Katrin Werner: Gleichstellung und Nichtdiskriminierung beim Zugang zur Justiz

Gleichstellung und Nichtdiskriminierung im Hinblick auf den Zugang zur Justiz

Katrin Werner, MdB
Behindertenpolitik Katrin Werner

Parlamentarische Versammlung des Europarates 2. Teilsitzung der Sitzungsperiode 2015

Rede zum Tagesordnungspunkt 23: Gleichstellung und Nichtdiskriminierung im Hinblick auf den Zugang zur Justiz (Dok. 13740)

 

Sehr geehrte Frau Präsidentin (Sehr geehrter Herr Präsident),
sehr geehrte Kolleginnen und Kollegen,

vielen Dank an den Berichterstatter auch im Namen der Europäischen Linken für den Bericht und Ihre Analyse.
Als Behindertenpolitische Sprecherin der Linksfraktion im Deutschen Bundestag ist mir ein gleichberechtigter Zugang zur Justiz für ALLE Menschen besonders wichtig.
Artikel 13 „Zugang zur Justiz“ der UN- Behindertenrechtskonvention beinhaltet, dass die Vertragsstaaten sicherstellen, dass Menschen mit Behinderungen gleichberechtigt mit anderen Menschen wirksamen Zugang zur Justiz haben. Der barrierefreie Zugang ist dabei für alle Beteiligten, also auch für Zeugen und Zeuginnen, durch verfahrensbezogene und altersgemäße Vorkehrungen, wie zum Beispiel Texte in leichter Sprache oder entsprechenden Informationstechnologien bei allen juristischen Verfahren  zu gewähren.

Die UN-Behindertenrechtskonvention wurde von knapp 160 Staaten und der EU ratifiziert und betrifft rund 650 Millionen Menschen, sie ist geltendes Recht.
Trotz verschiedenster Menschenrechtskonventionen ist der Zugang zur Justiz für viele Menschen häufig mit unüberwindbaren Barrieren übersät.
Es mangelt an ausreichender Assistenz bei Gerichtsverfahren.
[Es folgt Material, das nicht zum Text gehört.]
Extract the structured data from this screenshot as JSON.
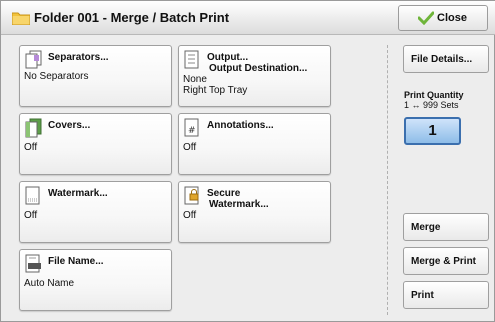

Es mangelt an der Übersetzung von juristischen Texten in leichte Sprache, es mangelt an Informationen in einfacher Sprache. Es mangelt an barrierefreien Gerichtssälen, an barrierefreien Ämtern, es mangelt an ausreichenden menschenrechtskonformen Gesetzen, welche die voll umfängliche Teilhabe an juristischen Verfahren für alle Menschen sicherstellen. Aber vor allem: Es mangelt an effektiver menschenrechtlicher Ausbildung des gesamten juristischen, polizeilichen, des in den Gefängnissen arbeitenden Personals, um die Rechte von benachteiligten Minderheiten zu schützen.

Menschen, egal ob mit Behinderung oder ohne, haben in allen Bereichen des Lebens die gleichen Rechte. Niemandem darf es aufgrund seiner Herkunft, seines Geschlechts, seiner sexuellen Orientierung oder seiner ökonomischen Lage schlechter gehen, vor allem nicht beim Zugang zum Recht.
Was wir brauchen ist eine Vielfalt an bedarfsgerechten, qualitätsgesicherten Unterstützungsangeboten für Menschen beim Zugang zur Justiz. Wir brauchen gezielte Maßnahmen, um sowohl die physische als auch informelle Zugänglichkeit zur Justiz für alle Menschen zu sichern. Wir brauchen einen niedrigschwelligen Zugang zur Prozesskostenhilfe für Menschen, die in Armut leben.

Besonders Menschen, die z.B. in Deutschland unter gesetzlicher Betreuung stehen, darf der eigene Wille durch eine ersetzende Entscheidungsbildung nicht genommen werden. Die ersetzende Entscheidung ist hierbei durch eine unterstützende zu ersetzen. Hierzu sind entsprechende Trainings und niedrigschwellige Beratungsformen einzuführen.

Wir brauchen eine Unterstützung der betroffenen Person durch einen oder mehrere frei gewählte Assistenten und nicht einen richterlichen Beschluss, der das Selbstbestimmungsrecht der Betroffenen beschneidet. Hierzu sind neu zu entwickelnde Qualitätskriterien bei der Unterstützung zur rechtlichen Handlungsfähigkeit unabdingbar.
Erst wenn ein gleichberechtigter Zugang zur Justiz für alle Menschen keine menschenrechtliche Vision mehr ist und wenn „Recht zu haben“ auch  „Recht zu bekommen“ bedeutet werden wir einer inklusiven Gesellschaft ein großes Stück näher sein.